Seule dans les zones les plus retirées et les plus effrayantes de la planète, Isabelle Joschke fait une course remarquable pour son premier Vendée Globe. Installée dans le Top 10, elle s'octroie
enfin des petits plaisirs après six semaines éprouvantes.
"Ce soir, c'est risotto aux moules rôties!": Isabelle Joschke (MACSF) surveille la cuisson de son riz tout en discutant. Dehors, il fait nuit noire, quelque part dans les terribles Cinquantièmes Hurlants.
"Je trouve ça incroyable de voir combien ça me faisait peur de traverser ces mers du sud - ça me faisait frissonner rien que d'y penser - et maintenant que j'y suis, le plaisir que j'ai. De la Nouvelle-Zélande au cap Horn, je vais traverser le bout du bout du monde, c'est à dire le point Nemo, cet endroit le plus éloigné de toute terre, j'y vais et je m'en réjouis", confie à l'AFP la navigatrice franco-allemande.
"Et je trouve ça magique, je vois que mes peurs se sont calmées ou en tout cas j'ai réussi à les transformer. Aujourd'hui je me sens parfaitement à la hauteur du challenge. Plus ça va, plus je me suis installée dans cette course, plus j'en prends la mesure, plus je m'y sens à ma place", poursuit la skipper, classée huitième mercredi (sur 27 encore en course).
- Miroir grossissant -
Les premières semaines n'ont pourtant pas été simples. Partie à l'arrière de la flotte, elle était convaincue que sa course était d'ores et déjà pliée.
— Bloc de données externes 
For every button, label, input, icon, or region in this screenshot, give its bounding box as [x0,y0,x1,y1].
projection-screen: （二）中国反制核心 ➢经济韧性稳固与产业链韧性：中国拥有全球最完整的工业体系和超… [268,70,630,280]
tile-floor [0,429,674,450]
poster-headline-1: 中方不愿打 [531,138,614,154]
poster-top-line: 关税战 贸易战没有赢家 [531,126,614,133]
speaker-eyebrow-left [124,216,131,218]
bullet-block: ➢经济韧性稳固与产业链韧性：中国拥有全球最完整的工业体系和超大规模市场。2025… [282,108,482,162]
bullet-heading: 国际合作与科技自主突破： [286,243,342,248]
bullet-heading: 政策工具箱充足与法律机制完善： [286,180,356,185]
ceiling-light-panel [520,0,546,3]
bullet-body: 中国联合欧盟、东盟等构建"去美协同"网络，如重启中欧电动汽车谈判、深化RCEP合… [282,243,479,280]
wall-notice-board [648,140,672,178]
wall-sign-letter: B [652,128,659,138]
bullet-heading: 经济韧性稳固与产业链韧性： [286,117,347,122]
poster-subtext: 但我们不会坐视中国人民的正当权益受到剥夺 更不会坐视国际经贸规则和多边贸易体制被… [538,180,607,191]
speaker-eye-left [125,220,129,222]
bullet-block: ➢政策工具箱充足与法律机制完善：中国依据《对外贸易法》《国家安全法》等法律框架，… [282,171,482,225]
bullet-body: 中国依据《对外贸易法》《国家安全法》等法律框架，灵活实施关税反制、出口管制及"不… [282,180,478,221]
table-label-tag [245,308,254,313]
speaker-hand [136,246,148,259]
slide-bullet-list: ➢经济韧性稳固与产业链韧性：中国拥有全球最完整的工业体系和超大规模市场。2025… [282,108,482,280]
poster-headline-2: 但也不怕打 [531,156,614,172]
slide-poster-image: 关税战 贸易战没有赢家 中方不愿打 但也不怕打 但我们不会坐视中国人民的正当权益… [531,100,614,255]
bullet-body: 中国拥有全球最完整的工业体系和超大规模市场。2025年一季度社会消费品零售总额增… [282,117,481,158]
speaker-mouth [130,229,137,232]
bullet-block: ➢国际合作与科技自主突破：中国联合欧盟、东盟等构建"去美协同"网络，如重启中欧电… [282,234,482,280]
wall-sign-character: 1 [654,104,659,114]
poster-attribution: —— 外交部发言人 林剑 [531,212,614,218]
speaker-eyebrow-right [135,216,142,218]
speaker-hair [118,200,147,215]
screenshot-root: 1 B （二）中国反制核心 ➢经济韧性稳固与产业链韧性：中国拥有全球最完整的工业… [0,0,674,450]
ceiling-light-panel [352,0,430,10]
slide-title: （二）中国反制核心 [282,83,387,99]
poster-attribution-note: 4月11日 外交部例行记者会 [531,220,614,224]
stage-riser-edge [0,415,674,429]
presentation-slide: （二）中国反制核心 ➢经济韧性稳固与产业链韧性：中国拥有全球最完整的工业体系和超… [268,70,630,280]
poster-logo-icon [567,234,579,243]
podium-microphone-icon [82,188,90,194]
L'Atlantique a ensuite été d'une grande rudesse, entre conditions violentes et multiples réparations sur son bateau, un Imoca de 2007 remis au goût du jour avec des foils (appendices permettant de faire voler le bateau).
Mais cette diplômée d'une maîtrise en lettres classiques, marin professionnel depuis 18 ans, s'est accrochée, a bataillé sans relâche pour revenir dans le jeu.
"Une course comme ça ne fait que révéler qui on est. L'Atlantique a révélé des qualités et ça m'a aussi mise en face de mes défauts, des choses pas forcément faciles à voir en soi. C'est le miroir grossissant", relève cette femme de 43 ans, dont le père est allemand et la mère originaire du sud de la France.
Epuisée, elle a décidé depuis quelques jours de prendre du temps pour se "requinquer", en concoctant des petits plats "super bons" qu'elle crée comme à terre: le "risotto du Pacifique" ou encore une crème dessert, "la crème Leeuwin (en référence au cap Leeuwin, qu'elle a franchi le 14 décembre).
- Un vélo à bord -
La route est encore longue - elle n'a parcouru que la moitié du tour du monde - et ce petit gabarit de 53 kg maniant un bateau de neuf tonnes, veut avoir les ressources nécessaires "pour faire face à tout ce qu'il va advenir encore".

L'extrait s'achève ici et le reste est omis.